Question

Consider a water tank shown in the figure. It has one wall at \(x = L\) and can be taken to be very wide in the z direction. When filled with a liquid of surface tension \(S\) and density \( \rho \), the liquid surface makes angle \( \theta_0 \) (\( \theta_0 < < 1 \)) with the x-axis at \(x = L\). If \(y(x)\) is the height of the surface then the equation for \(y(x)\) is: (take \(g\) as the acceleration due to gravity) 

• A. \( \frac{d^2 y}{dx^2} = \frac{\rho g}{S} y \)
• B. \( \frac{d^2 y}{dx^2} = \sqrt{\frac{\rho g}{S}} y \)
• C. \( \frac{d^2 y}{dx^2} = \sqrt{\frac{S}{\rho g}} y \)
• D. \( \frac{d^2 y}{dx^2} = \frac{S}{\rho g} y \)

Hint:

The shape of the liquid meniscus near a wall is determined by the balance between surface tension forces (related to the curvature) and gravitational forces (related to hydrostatic pressure). The Young-Laplace equation provides the fundamental relationship, which can be approximated for small slopes.

Answer 1

The Correct Option is A

To find the correct equation for \(y(x)\), we need to consider the forces acting on the liquid surface and how they relate to surface tension, gravity, and the curvature of the surface.

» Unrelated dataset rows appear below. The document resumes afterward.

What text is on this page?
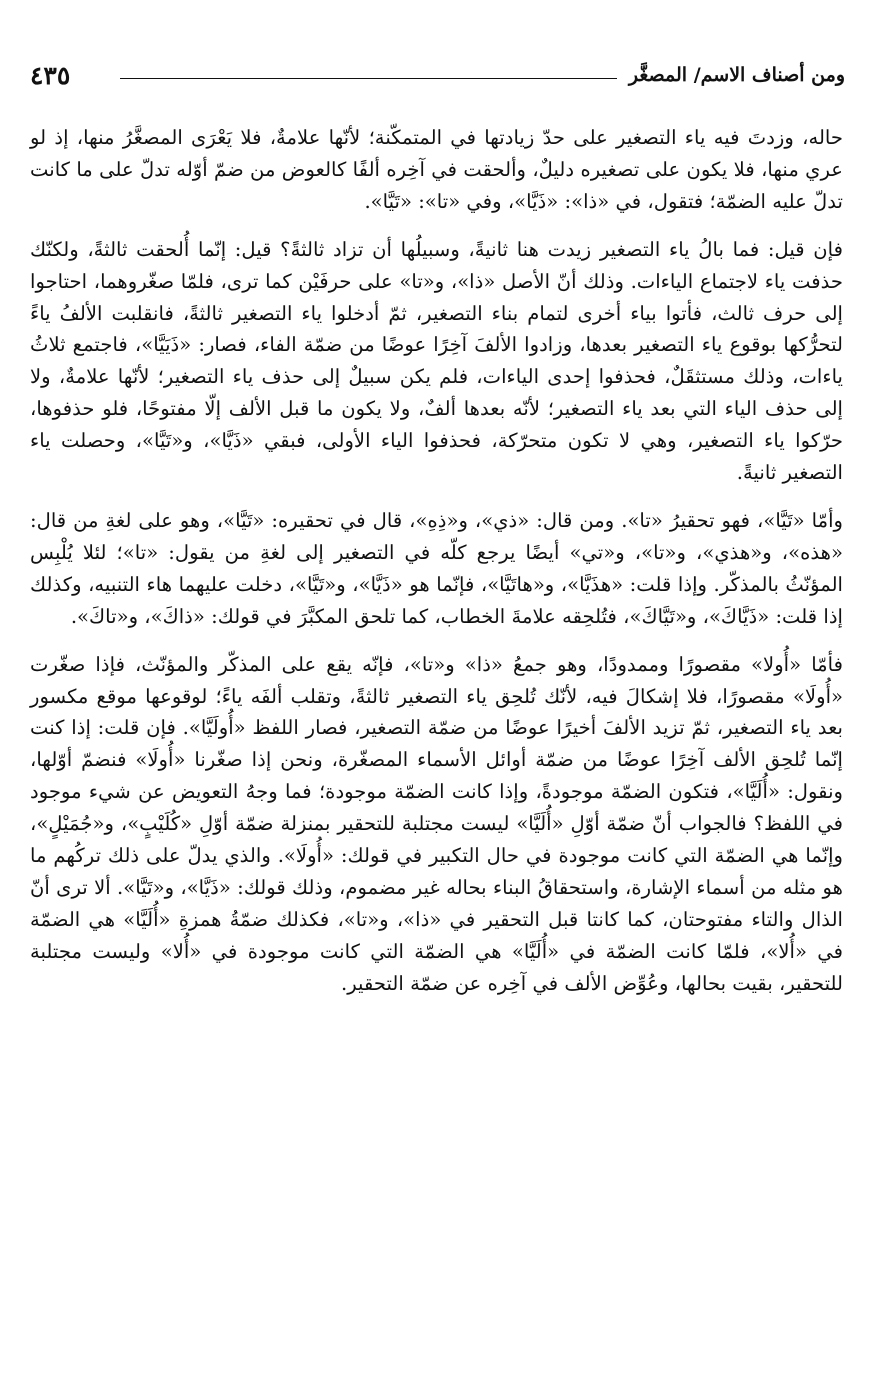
٤٣٥	ومن أصناف الاسم/ المصغَّر

حاله، وزدتَ فيه ياء التصغير على حدّ زيادتها في المتمكّنة؛ لأنّها علامةٌ، فلا يَعْرَى المصغَّرُ منها، إذ لو عري منها، فلا يكون على تصغيره دليلٌ، وألحقت في آخِره ألفًا كالعوض من ضمّ أوّله تدلّ على ما كانت تدلّ عليه الضمّة؛ فتقول، في «ذا»: «ذَيَّا»، وفي «تا»: «تَيَّا».

فإن قيل: فما بالُ ياء التصغير زيدت هنا ثانيةً، وسبيلُها أن تزاد ثالثةً؟ قيل: إنّما أُلحقت ثالثةً، ولكنّك حذفت ياء لاجتماع الياءات. وذلك أنّ الأصل «ذا»، و«تا» على حرفَيْن كما ترى، فلمّا صغّروهما، احتاجوا إلى حرف ثالث، فأتوا بياء أخرى لتمام بناء التصغير، ثمّ أدخلوا ياء التصغير ثالثةً، فانقلبت الألفُ ياءً لتحرُّكها بوقوع ياء التصغير بعدها، وزادوا الألفَ آخِرًا عوضًا من ضمّة الفاء، فصار: «ذَيَيَّا»، فاجتمع ثلاثُ ياءات، وذلك مستثقَلٌ، فحذفوا إحدى الياءات، فلم يكن سبيلٌ إلى حذف ياء التصغير؛ لأنّها علامةٌ، ولا إلى حذف الياء التي بعد ياء التصغير؛ لأنّه بعدها ألفٌ، ولا يكون ما قبل الألف إلّا مفتوحًا، فلو حذفوها، حرّكوا ياء التصغير، وهي لا تكون متحرّكة، فحذفوا الياء الأولى، فبقي «ذَيَّا»، و«تَيَّا»، وحصلت ياء التصغير ثانيةً.

وأمّا «تَيَّا»، فهو تحقيرُ «تا». ومن قال: «ذي»، و«ذِهِ»، قال في تحقيره: «تَيَّا»، وهو على لغةِ من قال: «هذه»، و«هذي»، و«تا»، و«تي» أيضًا يرجع كلّه في التصغير إلى لغةِ من يقول: «تا»؛ لئلا يُلْبِس المؤنّثُ بالمذكّر. وإذا قلت: «هذَيَّا»، و«هاتَيَّا»، فإنّما هو «ذَيَّا»، و«تَيَّا»، دخلت عليهما هاء التنبيه، وكذلك إذا قلت: «ذَيَّاكَ»، و«تَيَّاكَ»، فتُلحِقه علامةَ الخطاب، كما تلحق المكبَّرَ في قولك: «ذاكَ»، و«تاكَ».

فأمّا «أُولا» مقصورًا وممدودًا، وهو جمعُ «ذا» و«تا»، فإنّه يقع على المذكّر والمؤنّث، فإذا صغّرت «أُولَا» مقصورًا، فلا إشكالَ فيه، لأنّك تُلحِق ياء التصغير ثالثةً، وتقلب ألفَه ياءً؛ لوقوعها موقع مكسور بعد ياء التصغير، ثمّ تزيد الألفَ أخيرًا عوضًا من ضمّة التصغير، فصار اللفظ «أُولَيَّا». فإن قلت: إذا كنت إنّما تُلحِق الألف آخِرًا عوضًا من ضمّة أوائل الأسماء المصغّرة، ونحن إذا صغّرنا «أُولَا» فنضمّ أوّلها، ونقول: «أُلَيَّا»، فتكون الضمّة موجودةً، وإذا كانت الضمّة موجودة؛ فما وجهُ التعويض عن شيء موجود في اللفظ؟ فالجواب أنّ ضمّة أوّلِ «أُلَيَّا» ليست مجتلبة للتحقير بمنزلة ضمّة أوّلِ «كُلَيْبٍ»، و«جُمَيْلٍ»، وإنّما هي الضمّة التي كانت موجودة في حال التكبير في قولك: «أُولَا». والذي يدلّ على ذلك تركُهم ما هو مثله من أسماء الإشارة، واستحقاقُ البناء بحاله غير مضموم، وذلك قولك: «ذَيَّا»، و«تَيَّا». ألا ترى أنّ الذال والتاء مفتوحتان، كما كانتا قبل التحقير في «ذا»، و«تا»، فكذلك ضمّةُ همزةِ «أُلَيَّا» هي الضمّة في «أُلا»، فلمّا كانت الضمّة في «أُلَيَّا» هي الضمّة التي كانت موجودة في «أُلا» وليست مجتلبة للتحقير، بقيت بحالها، وعُوِّض الألف في آخِره عن ضمّة التحقير.
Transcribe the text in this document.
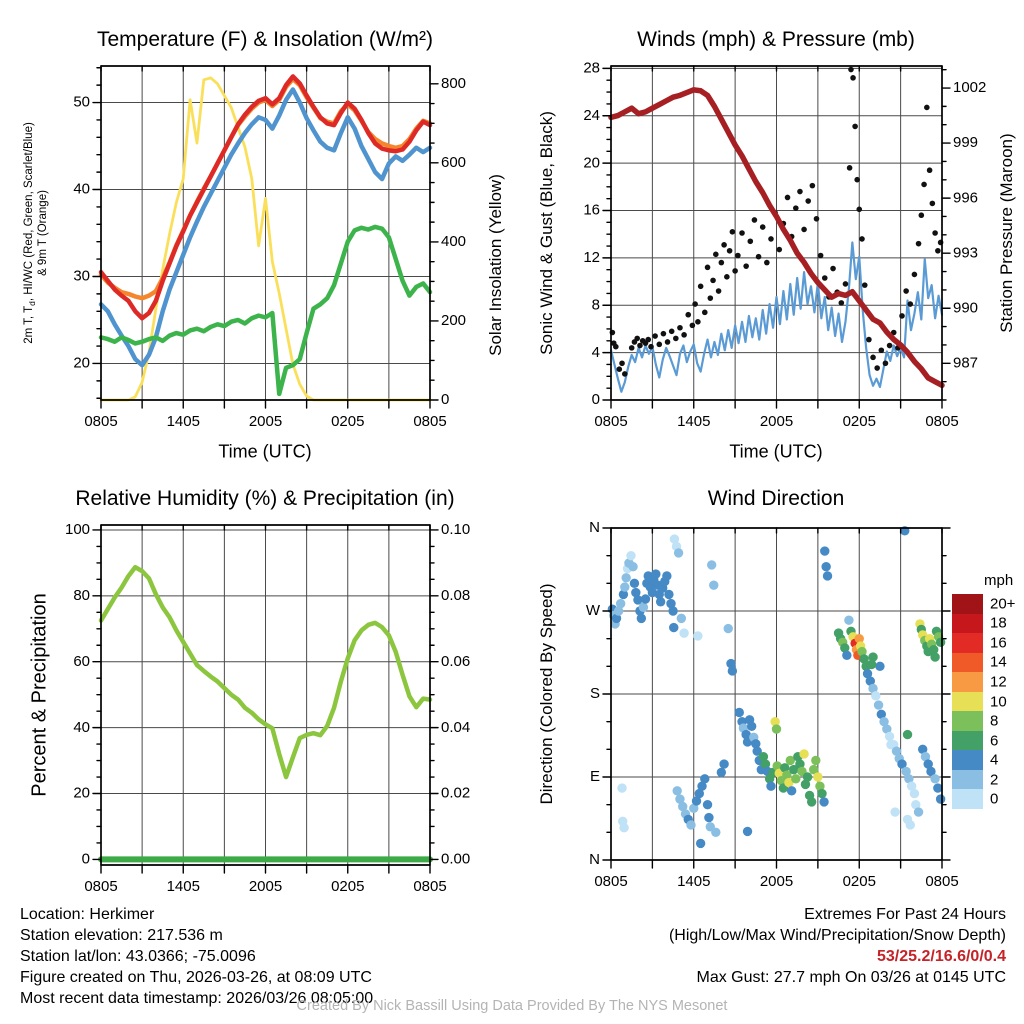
Temperature (F) & Insolation (W/m²)	Winds (mph) & Pressure (mb)
Relative Humidity (%) & Precipitation (in)	Wind Direction
Time (UTC)	Time (UTC)
2m T, $T_d$, HI/WC (Red, Green, Scarlet/Blue) & 9m T (Orange)	Solar Insolation (Yellow) Sonic Wind & Gust (Blue, Black)	Station Pressure (Maroon)
Percent & Precipitation	Direction (Colored By Speed)
mph
20+
18
16
14
12
10
8
6
4
2
0
Location: Herkimer
Station elevation: 217.536 m
Station lat/lon: 43.0366; -75.0096
Figure created on Thu, 2026-03-26, at 08:09 UTC
Most recent data timestamp: 2026/03/26 08:05:00
Extremes For Past 24 Hours
(High/Low/Max Wind/Precipitation/Snow Depth)
53/25.2/16.6/0/0.4
Max Gust: 27.7 mph On 03/26 at 0145 UTC
Created By Nick Bassill Using Data Provided By The NYS Mesonet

Surface tension \(S\) acts to minimize the surface area of the liquid, leading to a curved surface. The curvature of the surface, in turn, produces a pressure difference described by the Young-Laplace equation:

\(\Delta P = S \left(\frac{d^2 y}{dx^2}\right)\)

where \(\frac{d^2 y}{dx^2}\) is the curvature of the surface. Since the angle \(\theta_0\) is small, the equations governing the liquid surface simplify to linear terms.

The pressure difference caused by the liquid's weight at height \(y(x)\) is expressed as:

\(\Delta P = \rho g y(x)\)

where \(\rho\) is the density of the liquid and \(g\) is the acceleration due to gravity.

Equating the pressure differences due to surface tension and gravity, we have:

\(S\left(\frac{d^2 y}{dx^2}\right) = \rho g y(x)\)

Rearranging terms gives the differential equation for \(y(x)\):

\(\frac{d^2 y}{dx^2} = \frac{\rho g}{S} y(x)\)

Thus, the correct equation describing the height of the liquid surface in the tank is:

\(\frac{d^2 y}{dx^2} = \frac{\rho g}{S} y\)

Answer 2

To derive the differential equation for the height \(y(x)\) of the liquid surface, we need to consider the forces involved due to surface tension and gravity. The surface tension causes a force that depends on the curvature of the surface, while gravity causes a downward force proportional to the height of the liquid column.

The Young-Laplace equation relates the curvature of a surface to the pressure difference across the surface due to surface tension. For a surface described by a function \(y(x)\), the curvature \(\kappa\) can be approximated by the second derivative \(\kappa \approx \frac{d^2y}{dx^2}\) when \(\theta_0 \ll 1\).

The pressure difference \(\Delta P\) across the liquid surface due to surface tension is given by:

\(\Delta P = S \kappa = S \frac{d^2y}{dx^2}\)

The hydrostatic pressure due to gravity at height \(y(x)\) is:

\(P = \rho g y(x)\)

For equilibrium, set the pressure due to surface tension equal to the hydrostatic pressure:

\[ S \frac{d^2y}{dx^2} = \rho g y(x) \]

Dividing both sides by \(S\), we obtain the differential equation:

\[ \frac{d^2y}{dx^2} = \frac{\rho g}{S} y(x) \]

This is a linear second-order differential equation describing the shape of the surface of the liquid.